Logo JawaPos
Author avatar - Image
Selasa, 26 Maret 2024 | 14.54 WIB

Mitos atau Fakta Dot Bayi Membuat Gigi Rusak Bahkan Gigi Maju Tidak Beraturan

Ilustrasi bayi dan dot. (Sumber: freepik/Racool_studi). - Image

Ilustrasi bayi dan dot. (Sumber: freepik/Racool_studi).

JawaPos.com - Hingga saat ini, penggunaan empeng bayi masih menjadi topik perdebatan di kalangan orangtua.

Pendapat tentang hal ini telah terbagi antara yang memperbolehkannya dan yang menentangnya, bahkan sampai ada yang mengomentari orang tua lain yang menggunakan empeng. 

Namun, apakah penggunaan empeng benar-benar diperlukan untuk perkembangan bayi?

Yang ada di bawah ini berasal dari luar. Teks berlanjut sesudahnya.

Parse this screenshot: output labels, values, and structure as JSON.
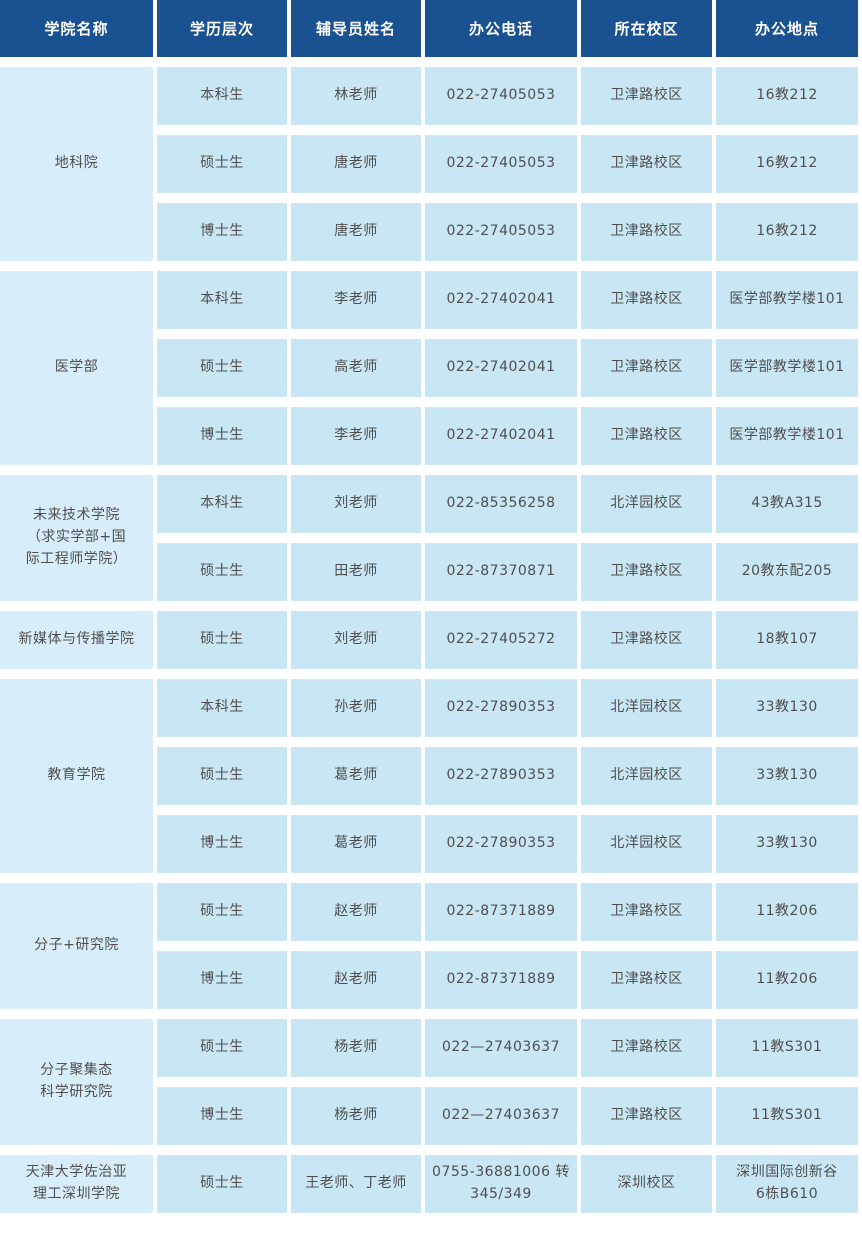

Berikut adalah penjelasannya secara menyeluruh.

Apakah Empeng Diperlukan Bayi?

Dikutip dari hellosehat.com, Selasa (26/3), biasanya, bayi memiliki refleks menghisap yang kuat yang tidak hanya membantu dalam asupan nutrisi tetapi juga memiliki efek menenangkan.

Oleh karena itu, beberapa orangtua memilih untuk menggunakan empeng bayi sebagai salah satu perlengkapan bagi bayi mereka yang baru lahir.

Empeng, yang juga dikenal sebagai pacifier, merupakan dot bayi tanpa isi susu atau cairan lainnya. Tujuannya adalah agar bayi memiliki sesuatu yang bisa dihisap di mulutnya.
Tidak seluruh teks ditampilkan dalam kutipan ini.